It seems to me that the behavior arises from bidirectional coupling of Exc and Inh groups. The Inh group is indeed supressing the Exc group, however indirectly suppressing itself (Inh). You can think of it this way, when the spike rates of Exc goes down, it also reduces the spike rates of Inh, which will again increase the spike rates of Exc.

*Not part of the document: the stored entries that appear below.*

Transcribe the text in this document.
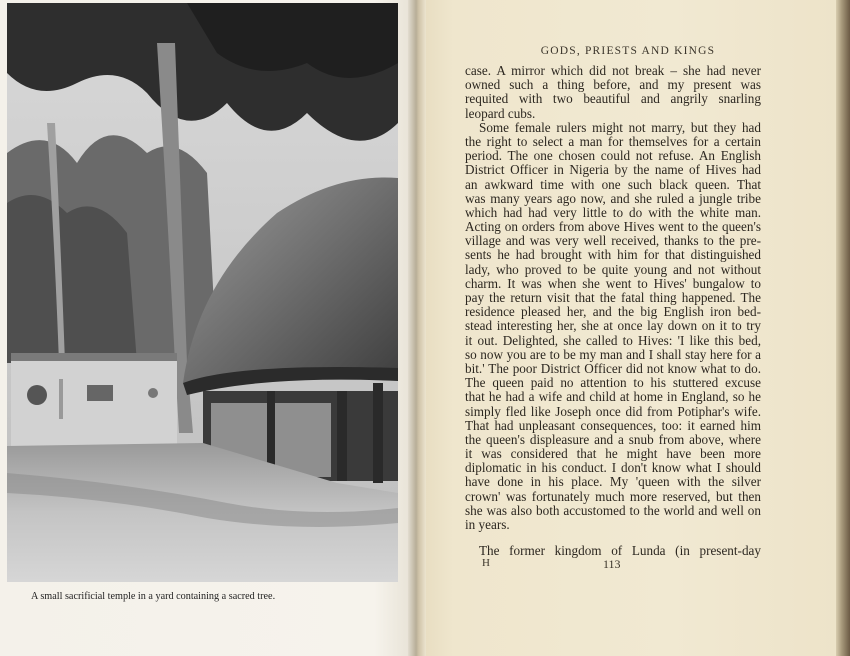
A small sacrificial temple in a yard containing a sacred tree.
GODS, PRIESTS AND KINGS
case. A mirror which did not break – she had never
owned such a thing before, and my present was
requited with two beautiful and angrily snarling
leopard cubs.
Some female rulers might not marry, but they had
the right to select a man for themselves for a certain
period. The one chosen could not refuse. An English
District Officer in Nigeria by the name of Hives had
an awkward time with one such black queen. That
was many years ago now, and she ruled a jungle tribe
which had had very little to do with the white man.
Acting on orders from above Hives went to the queen's
village and was very well received, thanks to the pre-
sents he had brought with him for that distinguished
lady, who proved to be quite young and not without
charm. It was when she went to Hives' bungalow to
pay the return visit that the fatal thing happened. The
residence pleased her, and the big English iron bed-
stead interesting her, she at once lay down on it to try
it out. Delighted, she called to Hives: 'I like this bed,
so now you are to be my man and I shall stay here for a
bit.' The poor District Officer did not know what to do.
The queen paid no attention to his stuttered excuse
that he had a wife and child at home in England, so he
simply fled like Joseph once did from Potiphar's wife.
That had unpleasant consequences, too: it earned him
the queen's displeasure and a snub from above, where
it was considered that he might have been more
diplomatic in his conduct. I don't know what I should
have done in his place. My 'queen with the silver
crown' was fortunately much more reserved, but then
she was also both accustomed to the world and well on
in years.
The former kingdom of Lunda (in present-day
H	113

I made a modification to your network as follows:

gIn -> gExc
gIn -> gInh
gInh -> gExc

Here are the spike rates I obtained for this:


******************** Running the simulation on 0 GPU(s) and 1 CPU(s) ***************************

(t=10.000s) SpikeMonitor for group input(0) has 516 spikes in 10000ms (51.60 +/- 0.00 Hz)
(t=10.000s) SpikeMonitor for group Inh(1) has 516 spikes in 10000ms (51.60 +/- 0.00 Hz)
(t=10.000s) SpikeMonitor for group Exc(2) has 0 spikes in 10000ms (0.00 +/- 0.00 Hz)
(t=20.000s) SpikeMonitor for group input(0) has 492 spikes in 10000ms (49.20 +/- 0.00 Hz)
(t=20.000s) SpikeMonitor for group Inh(1) has 492 spikes in 10000ms (49.20 +/- 0.00 Hz)
(t=20.000s) SpikeMonitor for group Exc(2) has 0 spikes in 10000ms (0.00 +/- 0.00 Hz)
(t=30.000s) SpikeMonitor for group input(0) has 530 spikes in 10000ms (53.00 +/- 0.00 Hz)
(t=30.000s) SpikeMonitor for group Inh(1) has 530 spikes in 10000ms (53.00 +/- 0.00 Hz)
(t=30.000s) SpikeMonitor for group Exc(2) has 0 spikes in 10000ms (0.00 +/- 0.00 Hz)
(t=40.000s) SpikeMonitor for group input(0) has 523 spikes in 10000ms (52.30 +/- 0.00 Hz)
(t=40.000s) SpikeMonitor for group Inh(1) has 523 spikes in 10000ms (52.30 +/- 0.00 Hz)
(t=40.000s) SpikeMonitor for group Exc(2) has 0 spikes in 10000ms (0.00 +/- 0.00 Hz)
(t=50.000s) SpikeMonitor for group input(0) has 481 spikes in 10000ms (48.10 +/- 0.00 Hz)
(t=50.000s) SpikeMonitor for group Inh(1) has 481 spikes in 10000ms (48.10 +/- 0.00 Hz)
(t=50.000s) SpikeMonitor for group Exc(2) has 0 spikes in 10000ms (0.00 +/- 0.00 Hz)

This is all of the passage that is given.